ChatGPT’s own self-critique was the best part:

“Lack of carefulness” should not be a category. It is not actionable. (_Anand: No idea what this means!)


Then the pivot. It proposed a 60-line “Operating Contract” for my AGENTS.md. I pushed back:

The operating contract is WAY too long. I was thinking 1 line, not 60… fast and frugal heuristics that cover the majority of the scenarios, rather than hard-coding everything, is what we’re suggesting coding agents do in the first place.

It came back with three lines. I pasted them in verbatim:

For non-trivial tasks, define the user-visible invariant: "done means ___"; verify that invariant before claiming success.
Treat constraints as soft preferences unless safety, privacy, data loss, credentials, or the current request makes them hard; surface any constraint that filters, skips, blocks, or deletes.
Prefer simple, rerunnable changes: inspect real inputs/state first, use existing tools/libs, log counts/examples, and call out uncertainty.

Line 1 catches OCBC and clock-in. Line 2 catches the Singapore holiday. Line 3 catches the toil.

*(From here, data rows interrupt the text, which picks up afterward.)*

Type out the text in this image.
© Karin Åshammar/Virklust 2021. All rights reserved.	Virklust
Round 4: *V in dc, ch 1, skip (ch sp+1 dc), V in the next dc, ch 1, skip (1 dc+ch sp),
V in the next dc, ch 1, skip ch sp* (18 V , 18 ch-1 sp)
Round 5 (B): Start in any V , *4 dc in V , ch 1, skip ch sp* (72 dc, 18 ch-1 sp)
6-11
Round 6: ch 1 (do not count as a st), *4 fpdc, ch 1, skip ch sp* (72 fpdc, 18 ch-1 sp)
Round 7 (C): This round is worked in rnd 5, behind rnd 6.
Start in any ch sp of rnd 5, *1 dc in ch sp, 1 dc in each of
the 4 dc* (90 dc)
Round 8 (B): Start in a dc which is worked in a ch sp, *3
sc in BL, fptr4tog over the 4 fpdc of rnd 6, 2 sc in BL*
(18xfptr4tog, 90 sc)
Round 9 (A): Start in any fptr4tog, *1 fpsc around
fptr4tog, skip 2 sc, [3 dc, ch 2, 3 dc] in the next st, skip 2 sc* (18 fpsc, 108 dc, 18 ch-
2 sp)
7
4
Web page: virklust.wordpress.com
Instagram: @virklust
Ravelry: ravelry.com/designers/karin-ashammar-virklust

Don’t add the rule to your head. Add it to the file the agent already reads. (Anand: Oh, so totally true!)


Actually, the first half of the above AI-generated post didn’t really resonate with me. So let me explain in my own words what I did.

  • I found that, for some reason, this Wednesday never appears when I ask for find a free calendar slot.
  • I asked Codex, “Why on earth is this happening?” It said, because you told me to exclude holidays.
  • That got me thinking, where am I giving instructions that shoot me in the foot? And ChatGPT did a long, detailed analysis of my coding agent logs and came up with a bunch of examples and categorization.
  • I didn’t bother reading it. I told it in Henry Kissinger style: can you do better?
  • I didn’t bother reading it again. I told it, “Just tell me what to put into AGENTS.md”. I don’t want to do the work every time. YOU do the work. Automate it!
  • It gave me 60 lines. I said, “What rubbish! I can’t review 60. Just 3, max.”
  • I copied that into AGENTS.md.
  1. For non-trivial tasks, define the user-visible invariant: “done means ___”; verify that invariant before claiming success.
  2. Treat constraints as soft preferences unless safety, privacy, data loss, credentials, or the current request makes them hard; surface any constraint that filters, skips, blocks, or deletes.
  3. Prefer simple, rerunnable changes: inspect real inputs/state first, use existing tools/libs, log counts/examples, and call out uncertainty.

The first makes total sense. Define “done”.
The second makes some sense - that’s exactly what I did wrong with the calendar.
The third is supposed to “handle my recurring style” - and kind of makes sense, so I’ll let it be.